Affrontare Hickman non è mai una questione facile. Al di là delle simpatie, o delle empatie a dirvela tutta, è chiaro che ci si trova di fronte ad un autore con un incredibile quantitativo di idee che proietta in ognuna della sue storie.
Il suo terreno di battaglia prediletto non è tanto nello storytelling quanto nel world building. Se andiamo ad analizzare le sue storie, non possiamo non denotarne una spiccata caratterizzazione illuministica. L’elemento umano è portante, più o meno, ma solo fino ad un certo punto. Quello che invece è unicamente delineato è il confine del mondo. Che si tratti di un’isola quadrimensionale o dei resti di un impero galattico in continua evoluzione, la sua costruzione, la stessa intrinseca storiografia si espandono in una spazio ben più ampio del contenitore della storia in sé.
Il suo stile narrativo, è pesantemente controverso : l’ambientazione portata avanti attraverso infografiche può risultare accattivante e, con le grafiche azzeccate, assolutamente stiloso. Eppure, anche se personalmente non posso fare a meno di pensare alla prima regola della narrazione (show, don’t tell), non posso negare l’appeal che genera.
L’universo narrativo animato in Decorum ha profondi richiami alla fantascienza classica. In esso vengono fuse assieme teorie metafisiche e teorie del complotto rivisitate. L’universo è il protagonista stesso di questa saga dove i personaggi, siano essi semplici umani o divinità, agiscono come semplici pedine di un gioco più ampio e complesso. Un vecchio impero è collassato lasciando vestigia di tradizioni antiche un po’ ovunque. Nel frattempo le varie provincie si sono riorganizzate. Collettivi di intelligenze artificiali, sette religiose, federazioni di sistemi ribelli.
Tutto si fonde in uno scenario dove due storie principali si fondono : quella delle Madri che si trovano a contatto con un uovo di Dio da fecondare e crescere. E quelle di Neah ed Imogen, spinte in una ambientazione che ha parecchio da spartire con la prosopopea cyberpunk ma che, sul finale del primo volume conduce ad una esclusiva scuola per assassini dalle buone maniere.
I due intarsi narrativi sono destinati ad incrociarsi in modo molto più concreto nel secondo volume che vedrà anche la conclusione di questo ciclo narrativo della saga proposta in USA da Image Comics ed in Italia da SaldaPress. Salda fa una lavoro eccezionale producendo due cartonati ottimamente curati, recuperabili sia separatamente che in una splendida edizione slipcase che li contiene entrambi.
La qualità della carta permette di far risaltare ancora di più il tratto di Mike Huddleston, estremamente raffinato e dalle molteplici influenze. Passando da un scena all’altra è possibile percepire in egual misura l’influenza della sci-fi franco belga come pure quella dei manga sci-fi anni ’90. Il tutto con una soluzione di continuità ed un pieno controllo della propria espressività che fa paura.
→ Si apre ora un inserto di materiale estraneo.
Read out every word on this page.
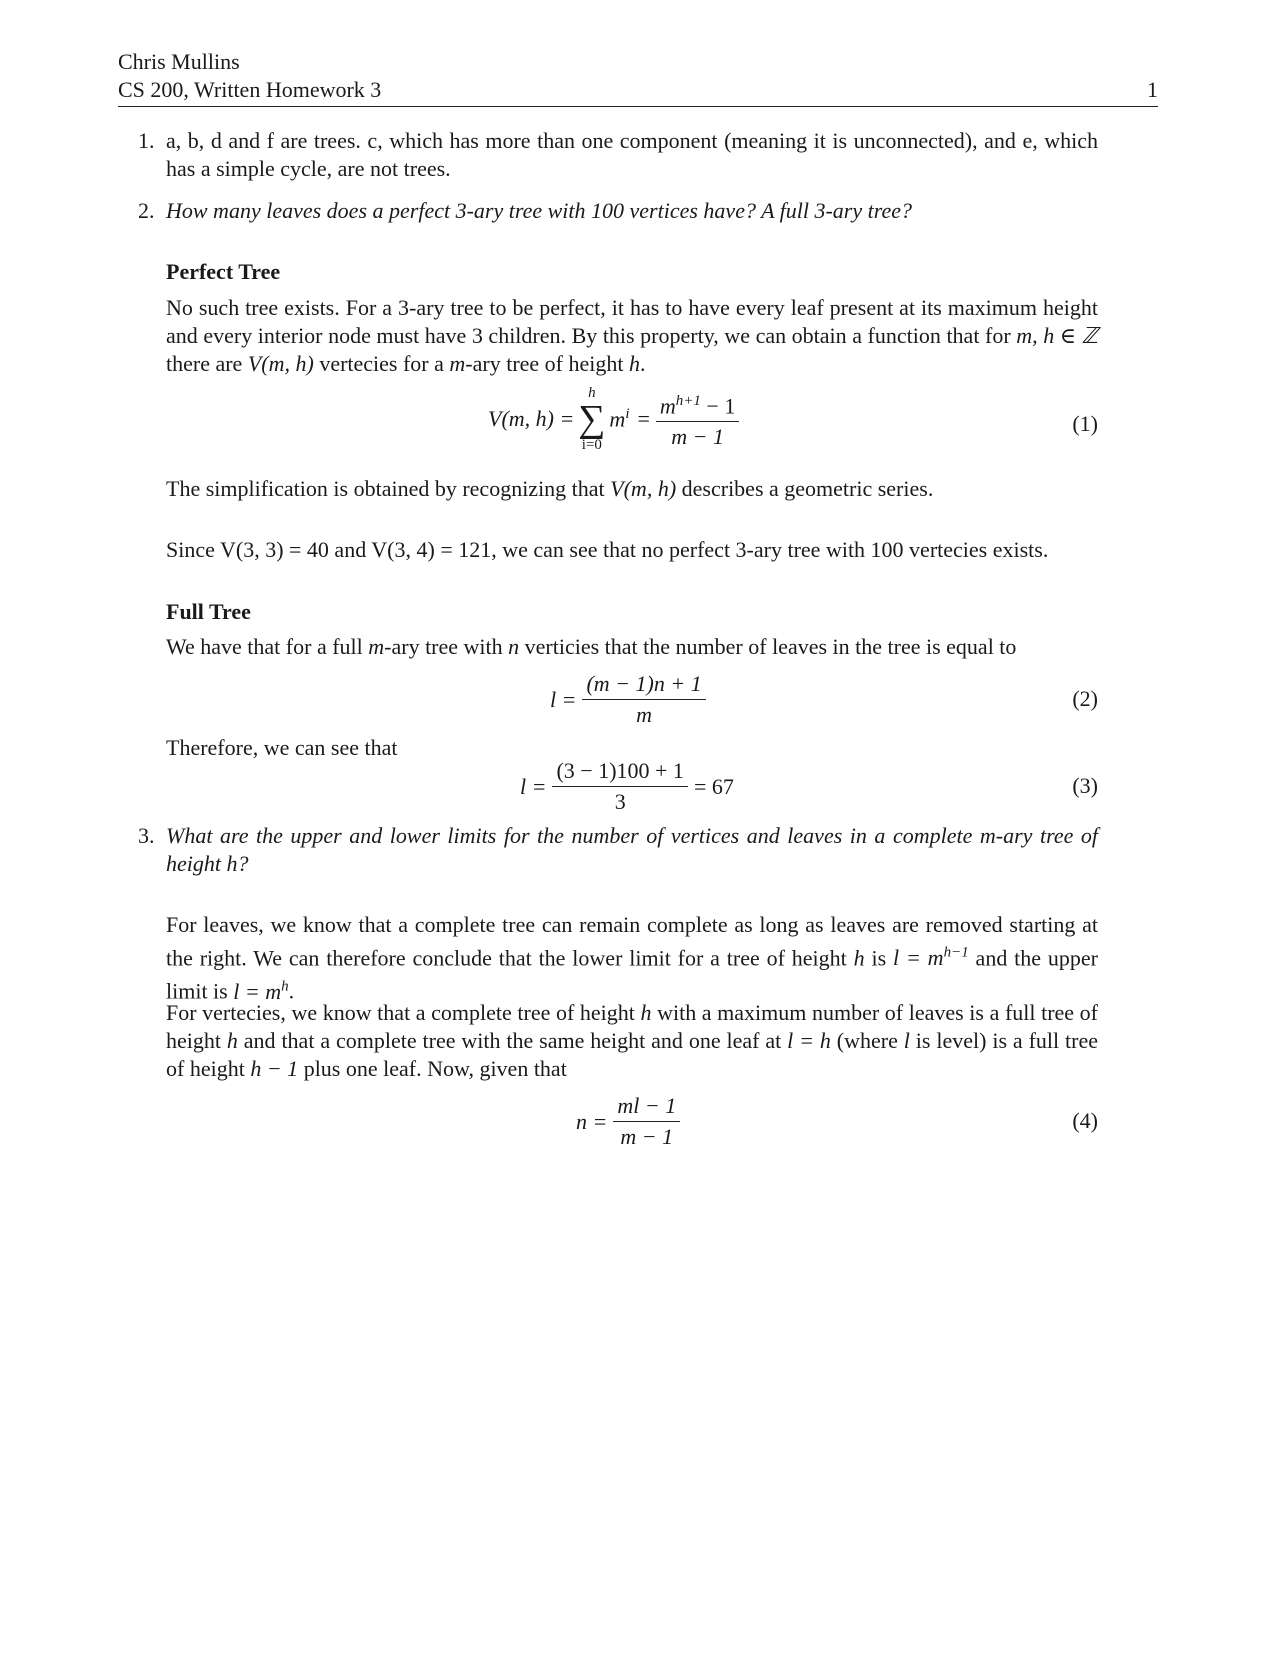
Chris Mullins
CS 200, Written Homework 3	1
1. a, b, d and f are trees. c, which has more than one component (meaning it is unconnected), and e, which has a simple cycle, are not trees.
2. How many leaves does a perfect 3-ary tree with 100 vertices have? A full 3-ary tree?
Perfect Tree
No such tree exists. For a 3-ary tree to be perfect, it has to have every leaf present at its maximum height and every interior node must have 3 children. By this property, we can obtain a function that for m, h ∈ ℤ there are V(m, h) vertecies for a m-ary tree of height h.
V(m, h) =
h
∑
i=0
$m^i = \frac{m^{h+1} - 1}{m - 1}$	(1)
The simplification is obtained by recognizing that V(m, h) describes a geometric series.
Since V(3, 3) = 40 and V(3, 4) = 121, we can see that no perfect 3-ary tree with 100 vertecies exists.
Full Tree
We have that for a full m-ary tree with n verticies that the number of leaves in the tree is equal to
$l = \frac{(m - 1)n + 1}{m}$	(2)
Therefore, we can see that
$l = \frac{(3 - 1)100 + 1}{3} = 67$	(3)
3. What are the upper and lower limits for the number of vertices and leaves in a complete m-ary tree of height h?
For leaves, we know that a complete tree can remain complete as long as leaves are removed starting at the right. We can therefore conclude that the lower limit for a tree of height h is $l = m^{h-1}$ and the upper limit is $l = m^h$.
For vertecies, we know that a complete tree of height h with a maximum number of leaves is a full tree of height h and that a complete tree with the same height and one leaf at l = h (where l is level) is a full tree of height h − 1 plus one leaf. Now, given that
$n = \frac{ml - 1}{m - 1}$	(4)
La scrittura di Jonathan Hickman funziona al meglio in casi, come questo, in cui i personaggi sono sue creazioni per le quasi non deve sussistere il paragone con le rese passate. Hickman è bravo e sa di essere, pertanto non concede sconti. Ma il suo interesse principale non è quello di sviluppar l’introspezione dei personaggi. Al contrario, ne scalfisce appena la superfice mostrandone una concezione algida e razionalistica.
Il cuore della storia è insito nella narrazione metafisica di un mondo in espansione. In questa storia più che in altre, Hickman spinge l’acceleratore sull’elemento metafisico producendosi in un’analisi profonda di schemi che avrebbero potuto rivaleggia con quelli di Kirby ai tempi de Nuovi Dei.
Trovarsi davanti una simile miniera di informazioni, ed una resa grafica così eclettica, può essere quasi spiazzante, risultare in una sorta di shock addizionale. Ma vi posso garantire che rotta la quarta parete l’esperienza assume le connotazioni del più selvaggio ed atipico ciclo di Urania mai pubblicato.